Remember I wrote a while back about my semi-futile attempts to learn Japanese?
What would you say if I told you that a few months ago I entered a presale lottery on the ePlus website entirely in Japanese and, as a result, got tickets to see Stereophonics in a venue that holds approximately 1000 people?
Google Translate is a wonderful thing.
Another wonderful thing is festival season in Japan. With this year’s Summer Sonic lineup not taking my fancy (to put it mildly) and me not getting my arse into gear for Fuji Rock, I’ve been forced to scour the ticket websites for bands doing the odd date here before and after the festivals. Some times – like in the case of the ‘Phonics – it works out quite well. In others (I’m looking at you, Red Not Chili Peppers), it can be a crushing disappointment.
Anyway, fast forward to the end of July. With my ticket in hand and a few pre-gig pints in me I headed to Shibuya’s O-East venue where I’d seen The Charlatans a few months prior. It’s a funny thing, this gig-going lark in Japan. Back in England, if a gig ticket says the gig starts at 7.30pm, it’s usually safe to assume the support band will be kicking things off at this time before the main band take to the stage for around 9pm.
As it happened, this was the case for The Charlatans and Vintage Trouble when they played in Tokyo too. One could be forgiven for thinking it’s an international rule, right?
Just a few months ago, I went to see Tame Impala at Zepp Tokyo in Odaiba. With the advertised start time of 7.30pm in mind, I grabbed some food and headed to the venue for 8.15pm only to hear Tame Impala themselves powering through their set without a support act in sight. In the end I think I caught about seven songs.
With that particular memory still fairly fresh, I made sure I was at O-East in good time to buy my compulsory drink (seriously) and squeeze my way closer to the stage. Judging by the size of the crowd just a few minutes before the advertised start time, it was clear there would be no support tonight and after about a 10 minute wait the band took to the stage and went straight into a double whammy of C’est La Vie and I Wanna Get Lost With You from 2015’s Keep The Village Alive album.
It was a career-spanning set with every album from the debut Word Gets Around right up to the aforementioned release from last year represented in some way, shape or form with the exceptions of the late noughties duo of Pull the Pin and Keep Calm and Carry On. On the strength of the set though it’s hard to see which tracks from two of the band’s weaker albums would have fit in. For example, can you imagine Beer Bottle replacing this?
It would be easy to name classics such as A Thousand Trees, Local Boy in the Photograph or the standard set closer Dakota as highlights of the night, so I’ll go with a few select observations instead.

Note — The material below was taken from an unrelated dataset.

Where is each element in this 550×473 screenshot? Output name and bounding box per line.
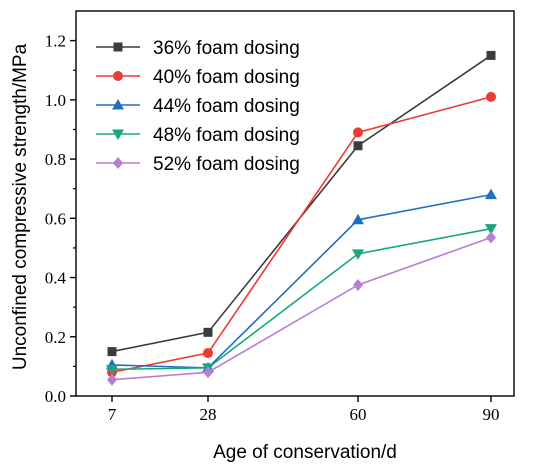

Firstly, the new tracks really slotted in well. It’s common for a band to cram their sets full with new tracks at the expense of old fan favourites and to an extent that’s fair enough; they’re the ones that need promoting. Of the 20 song set however, only five came from KTVA and none felt out of place. Jamie Morrison’s drum solo at the end of Mr and Mrs Smith was worth the entrance fee alone.
Secondly, a certain three song combo in the middle of the set was just absolutely perfect. The haunting darkness of Superman, followed by the flat out rock of Vegas Two Times (which has the best drum intro in rock, fact) and then being brought back down to earth while Kelly Jones slags off a bunch of reviewers and journalists in Mr Writer – too good for words.
Finally, as it’s been a good few years since I saw them last, it was nice to hear a few tracks from 2013’s Graffiti on the Train album. The title track is a stunner on record and didn’t disappoint live, but the real surprise here was Violins and Tambourines – a song I tend to skip on record. Live, however, it takes on a new dimension and what seems like a painfully slow build up when you’re listening on an iPod turns into rising tension in a live setting before a frankly electric ending.
With a back catalogue the size of theirs, it’s inevitable that not everyone will be pleased. Although I left in awe (as always) at the show they’d just put on, I couldn’t help but be a bit gutted at the exception of Devil and, in particular Traffic which is – to me – the best song they’ve ever done. You can’t please them all though, and I guess I shouldn’t complain too much; I don’t fancy being the subject of Mr Writer part II on their next record!